É fato que essa “corriola” constituída por figuras catastróficas e deploráveis conseguiu driblar sua claque pelo discurso embusteiro que deve ter proferido para chegar ao lugar que macula, deslustra e rebaixa quando deveria dignificar. O parlamento que não fazia oposição com vilania, nem educação política com má-fé, traição, torpeza, ficou no passado. A versão atual dos parlamentares veste-se com o figurino ideal para a pirataria seguidora do ex-presidente descer ao tabuleiro da vassalagem ao patrão. Afinal, a ocupação do Congresso Nacional por esses proscritos se reafirma como um projeto de poder e causa desprezo o foguetório dos partidos alinhados ao império, da mídia corporativa, do empresariado ávido por manter o mercado e seus lucros, diante das trapaças que se comprazem em formular.

Ressalte-se aqui o papel político da extrema direita, “espectro ideológico” identificado por um “nacionalismo exacerbado, moral conservadora, ideais tradicionalistas, rejeição aos direitos universais, discurso de superioridade racial e cultural, rejeição dos direitos universais”. O ano 2000 somou as fake news como ferramentas de mobilização política, em uma “retórica antissistema”, alimentada nas redes sociais, como aconteceu com Trump, Milei e Jair Bolsonaro.

E nesse contexto tenebroso, com um Congresso Nacional em sua maioria pactuado com forças antidemocráticas, enfrenta o Brasil uma crise política sem precedentes, com a ameaça à nossa soberania, anunciada por Donald Trump.

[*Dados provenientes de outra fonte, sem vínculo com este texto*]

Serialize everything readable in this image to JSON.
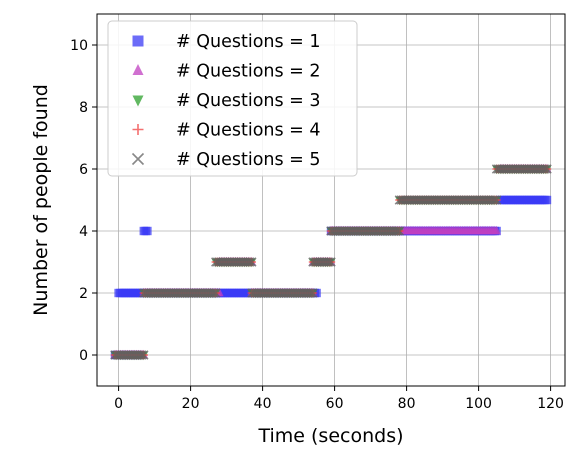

Em carta bizarra, desapropriada para um chefe de Estado, publicada em sua rede social, confirmando sua incapacidade mental, psicológica, política, humana e moral de estar no comando de qualquer republiqueta, abusando do poder econômico do que se apropria como sua “gleba”, sua “leira”, Trump noticia a aplicação de tarifas exorbitantes a exportações de produtos do Brasil para os Estados Unidos, prática exasperada e aviltante, que também utilizou contra grande parte do mundo.

No caso do Brasil, sustentou outra motivação, ainda mais grave e espúria. Em clara demonstração de afronta às instituições democráticas de um país livre e atropelo às regras mais rudimentares de trato diplomático entre nações, o desnorteado presidente alegou suposta perseguição a Jair Bolsonaro, expressando, com sua habitual arrogância usurpadora, que “esse julgamento não deveria estar acontecendo; é uma caça às bruxas que deve acabar IMEDIATAMENTE!”.

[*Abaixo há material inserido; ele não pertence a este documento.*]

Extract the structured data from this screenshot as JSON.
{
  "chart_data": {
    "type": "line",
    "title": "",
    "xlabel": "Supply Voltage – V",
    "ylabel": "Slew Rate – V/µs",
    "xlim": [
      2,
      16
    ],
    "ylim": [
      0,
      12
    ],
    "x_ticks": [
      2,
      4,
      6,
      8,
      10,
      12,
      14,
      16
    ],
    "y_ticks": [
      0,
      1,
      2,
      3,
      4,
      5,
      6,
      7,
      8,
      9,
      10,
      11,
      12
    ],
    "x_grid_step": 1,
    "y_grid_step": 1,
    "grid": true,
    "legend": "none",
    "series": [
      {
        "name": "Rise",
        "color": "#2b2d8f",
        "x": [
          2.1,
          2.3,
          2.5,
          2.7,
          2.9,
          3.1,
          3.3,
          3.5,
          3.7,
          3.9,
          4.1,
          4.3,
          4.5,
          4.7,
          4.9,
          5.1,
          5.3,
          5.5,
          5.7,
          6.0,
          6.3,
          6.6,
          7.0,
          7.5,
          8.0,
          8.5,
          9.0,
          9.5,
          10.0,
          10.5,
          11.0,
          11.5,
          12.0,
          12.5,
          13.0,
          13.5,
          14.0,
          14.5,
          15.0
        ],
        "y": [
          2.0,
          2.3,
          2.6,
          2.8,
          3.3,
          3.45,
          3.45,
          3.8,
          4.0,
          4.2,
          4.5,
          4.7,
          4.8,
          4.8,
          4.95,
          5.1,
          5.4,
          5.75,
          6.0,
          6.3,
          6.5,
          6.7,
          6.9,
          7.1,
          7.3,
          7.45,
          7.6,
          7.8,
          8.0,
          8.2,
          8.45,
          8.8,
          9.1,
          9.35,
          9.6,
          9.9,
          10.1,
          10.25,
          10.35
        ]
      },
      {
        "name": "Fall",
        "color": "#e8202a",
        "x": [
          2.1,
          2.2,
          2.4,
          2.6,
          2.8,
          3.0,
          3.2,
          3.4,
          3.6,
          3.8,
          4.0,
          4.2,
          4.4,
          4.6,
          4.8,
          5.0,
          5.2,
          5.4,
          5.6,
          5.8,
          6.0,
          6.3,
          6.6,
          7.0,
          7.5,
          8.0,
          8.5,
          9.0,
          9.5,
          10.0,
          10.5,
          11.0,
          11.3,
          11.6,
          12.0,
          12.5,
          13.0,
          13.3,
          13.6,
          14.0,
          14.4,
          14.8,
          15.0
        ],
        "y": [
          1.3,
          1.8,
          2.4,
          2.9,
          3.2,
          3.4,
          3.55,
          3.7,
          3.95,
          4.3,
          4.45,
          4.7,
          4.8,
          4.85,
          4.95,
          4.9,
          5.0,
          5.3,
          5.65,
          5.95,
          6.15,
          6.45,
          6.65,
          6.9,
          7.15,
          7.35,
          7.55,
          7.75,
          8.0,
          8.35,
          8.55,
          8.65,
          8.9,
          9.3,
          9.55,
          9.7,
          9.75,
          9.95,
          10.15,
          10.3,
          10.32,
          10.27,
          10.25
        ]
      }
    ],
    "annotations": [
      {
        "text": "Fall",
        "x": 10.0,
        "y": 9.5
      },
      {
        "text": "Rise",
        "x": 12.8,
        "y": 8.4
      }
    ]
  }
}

Para além da atitude macambúzia do doidivanas que “desgoverna” os Estados Unidos, interferindo ilegitimamente na organização política de outro país, vale repudiar a conduta de parlamentares brasileiros que se curvaram à impertinência “trumpista”, e atraiçoaram, na mais eufêmica tradução, não só os mandatos para os quais foram eleitos, como também, mais sinistro e imperdoável ainda, negaram o Compromisso Solene do Ato da Posse, com o Juramento de que defenderiam a Constituição Federal, as leis, o bem geral do povo e a integridade e independência do país.

A simples escuta das manifestações que enlutam a democracia, agitadas por parlamentares da caterva que decidiram vestir as cores da bandeira norte-americana, bradar anistia para autores e autoras de crime de tentativa de abolição do Estado Democrático de Direito, dentre outros, acabrunha quem tem uma parcela ínfima de hombridade moral, de dever cívico e sentimento de pertencimento a sua pátria. Votar moção de aplauso para Donald Trump, enrubesce o mais despudorado indivíduo habituado à libertinagem dos lupanares.

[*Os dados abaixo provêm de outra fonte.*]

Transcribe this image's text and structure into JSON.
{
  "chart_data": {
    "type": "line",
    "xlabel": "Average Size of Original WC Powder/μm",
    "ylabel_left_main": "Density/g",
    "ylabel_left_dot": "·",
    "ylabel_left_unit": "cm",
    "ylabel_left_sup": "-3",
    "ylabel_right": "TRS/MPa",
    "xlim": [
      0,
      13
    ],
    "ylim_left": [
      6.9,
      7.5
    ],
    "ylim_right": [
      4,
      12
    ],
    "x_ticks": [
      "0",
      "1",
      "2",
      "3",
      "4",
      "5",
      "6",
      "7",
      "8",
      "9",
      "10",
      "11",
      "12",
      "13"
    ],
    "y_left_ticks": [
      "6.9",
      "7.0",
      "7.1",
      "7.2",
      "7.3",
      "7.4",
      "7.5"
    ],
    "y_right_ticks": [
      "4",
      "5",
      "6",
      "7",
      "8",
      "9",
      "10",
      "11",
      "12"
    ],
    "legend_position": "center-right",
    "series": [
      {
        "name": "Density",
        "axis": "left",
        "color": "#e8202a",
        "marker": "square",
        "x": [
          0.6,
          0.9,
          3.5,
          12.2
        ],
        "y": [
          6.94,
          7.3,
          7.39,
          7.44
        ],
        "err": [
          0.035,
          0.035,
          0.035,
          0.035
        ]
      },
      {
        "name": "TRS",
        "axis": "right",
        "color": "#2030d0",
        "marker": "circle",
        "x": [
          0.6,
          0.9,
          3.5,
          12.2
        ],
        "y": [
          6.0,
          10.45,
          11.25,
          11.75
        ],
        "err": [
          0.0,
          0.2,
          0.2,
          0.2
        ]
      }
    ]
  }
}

Não podem as instituições republicanas responsáveis pela defesa do Estado Democrático de Direito cair em silêncio diante dessa ordem de fatos que envergonha nosso povo. Não podem tolerar a covarde traição dos que voam para outro país, se sentam com xerifes estrangeiros, e, em nome de sua demência política e incapacidade de tornar-se pessoa, articulam contra seu próprio povo, contribuindo para adoção de medidas abusivas que causarão profundas rupturas na ordem econômica e social do país.

Impossível emudecer diante da obscena e mesquinha manifestação de um parlamentar, pago com dinheiro público de seu país, bradando sua covardia e desrespeito com sua pátria, afirmando pouco se importar que o país se torne “terra arrasada”, porque assim, sua vingança contra um membro do sistema de justiça estará cumprida. E o Congresso Nacional nada expressa no sentido de aplicar rigorosamente as prescrições regimentais destinadas a punir quem afronta e brutaliza o ambiente parlamentar.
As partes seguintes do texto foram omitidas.